Dava süreci, ID İletişim’in sahibi olan menajer Ayşe Barım’ın Gezi Parkı protestolarının planlayıcılarından biri olduğu iddiasıyla başlatılan soruşturma kapsamında başladı. Ergenç ve Kocaoğlu’nun bu süreçte tanık sıfatıyla verdikleri ifadelerin çelişkili olduğu öne sürüldü. İstanbul Cumhuriyet Başsavcılığı tarafından hazırlanan iddianamede, her iki sanatçının da Gezi davası sanıklarından Memet Ali Alabora ile hiçbir irtibatlarının olmadığını söyledikleri ancak 2013 yılına ait baz istasyonu sinyalleri ve fotoğraflarla bu beyanların çeliştiği belirtildi.
İddianamede, Halit Ergenç ile Alabora arasında 2013 yılında 12 kez telefon trafiği olduğu, ayrıca Alabora’nın 31 Mayıs 2013’te Rıza Kocaoğlu’nu aradığı, protestolar sırasında iki oyuncunun Alabora ile birlikte yürüdüklerine dair fotoğrafların bulunduğu kaydedildi.
Duruşmada savunma yapan Halit Ergenç, yalan söylemediğini belirterek, “Orada benim tanık olarak ifademe başvuruldu. Samimiyet göreceli bir kavram. Sektörde birçok kişiyle pozlarımız olabilir ama bu samimiyet anlamına gelmez. Sosyal medyada yayınlanan bazı fotoğraflarla ilgili keşke o zaman dava açsaydım, çünkü akıl almaz iddialar ortaya atıldı. Benim herhangi bir kastım yoktu ve suçun unsurları oluşmadığı için beraatımı talep ediyorum” dedi.
Kararın ardından morali bozulan Ergenç, “Yalan söyledim yani?” diyerek şaşkınlığını dile getirdi. Mahkemenin itiraz hakkını hatırlatması üzerine ise “İtiraz edeceğiz” yanıtını verdi.

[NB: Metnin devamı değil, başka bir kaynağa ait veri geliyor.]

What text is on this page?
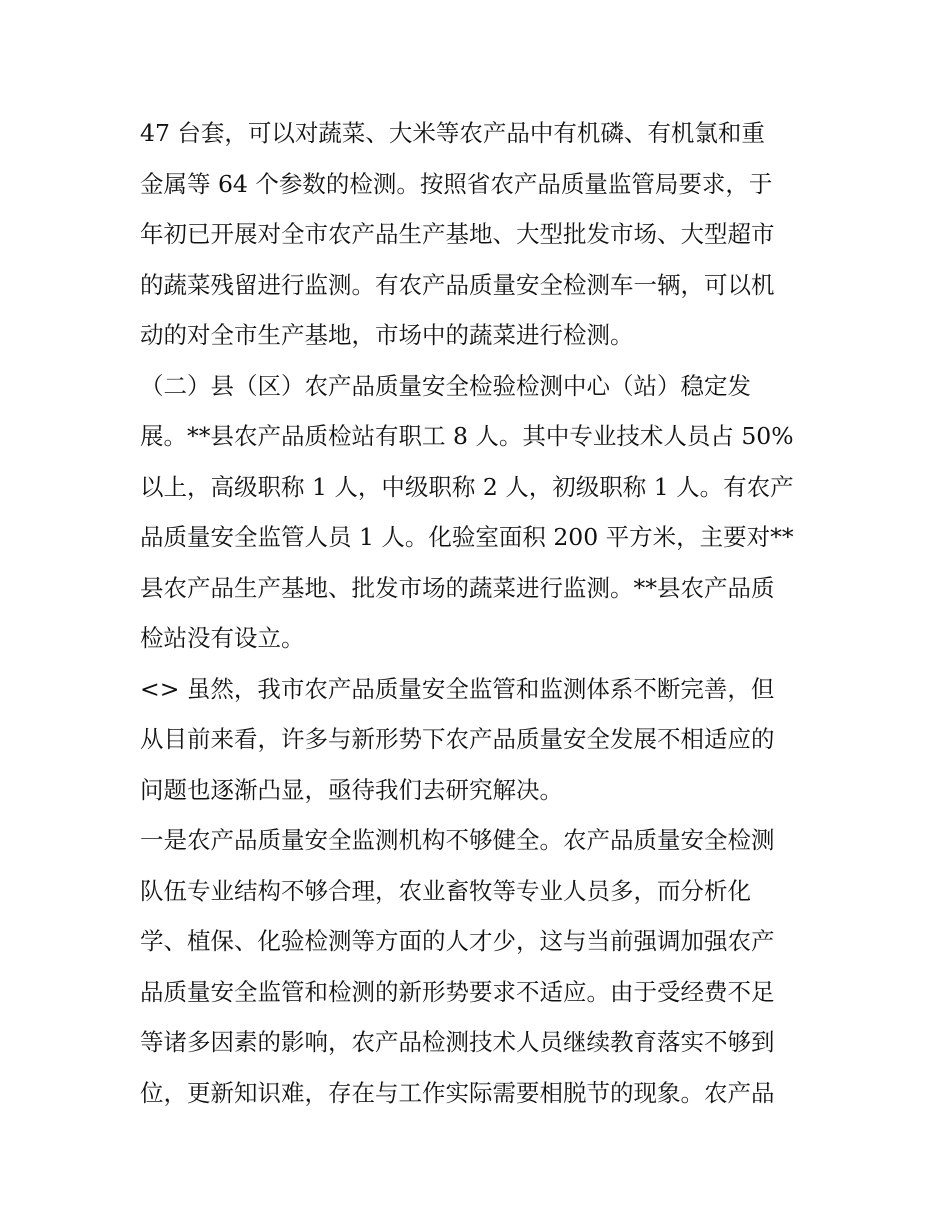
47 台套，可以对蔬菜、大米等农产品中有机磷、有机氯和重
金属等 64 个参数的检测。按照省农产品质量监管局要求，于
年初已开展对全市农产品生产基地、大型批发市场、大型超市
的蔬菜残留进行监测。有农产品质量安全检测车一辆，可以机
动的对全市生产基地，市场中的蔬菜进行检测。
（二）县（区）农产品质量安全检验检测中心（站）稳定发
展。**县农产品质检站有职工 8 人。其中专业技术人员占 50%
以上，高级职称 1 人，中级职称 2 人，初级职称 1 人。有农产
品质量安全监管人员 1 人。化验室面积 200 平方米，主要对**
县农产品生产基地、批发市场的蔬菜进行监测。**县农产品质
检站没有设立。
<> 虽然，我市农产品质量安全监管和监测体系不断完善，但
从目前来看，许多与新形势下农产品质量安全发展不相适应的
问题也逐渐凸显，亟待我们去研究解决。
一是农产品质量安全监测机构不够健全。农产品质量安全检测
队伍专业结构不够合理，农业畜牧等专业人员多，而分析化
学、植保、化验检测等方面的人才少，这与当前强调加强农产
品质量安全监管和检测的新形势要求不适应。由于受经费不足
等诸多因素的影响，农产品检测技术人员继续教育落实不够到
位，更新知识难，存在与工作实际需要相脱节的现象。农产品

2005’te yürürlüğe giren HAGB uygulaması kapsamında, 2 yıl veya altındaki hapis cezaları belirli şartlarla ertelenebiliyor. Eğer sanıklar 5 yıl içinde benzer bir suç işlemezse, dava tamamen düşmüş sayılıyor.
Gezi Parkı protestolarına ilişkin ana davada, aralarında iş insanı Osman Kavala’nın da bulunduğu sekiz kişi mahkûm edilmişti. Kavala, "cebir ve şiddet kullanarak hükümeti ortadan kaldırmaya teşebbüs" suçundan ağırlaştırılmış müebbet hapse çarptırılırken, Can Atalay, Mücella Yapıcı, Çiğdem Mater ve diğer sanıklar 18’er yıl hapis cezası aldı. Yurt dışında bulunan Memet Ali Alabora, Can Dündar ve diğer bazı sanıkların dosyaları ise ayrılmıştı.
Menajer Ayşe Barım da, “Türkiye Cumhuriyeti hükümetini ortadan kaldırmaya veya görevini yapmasını engellemeye teşebbüse yardım etme” suçlamasıyla Şubat ayında tutuklanmış ve hakkında 30 yıla kadar hapis istemiyle dava açılmıştı.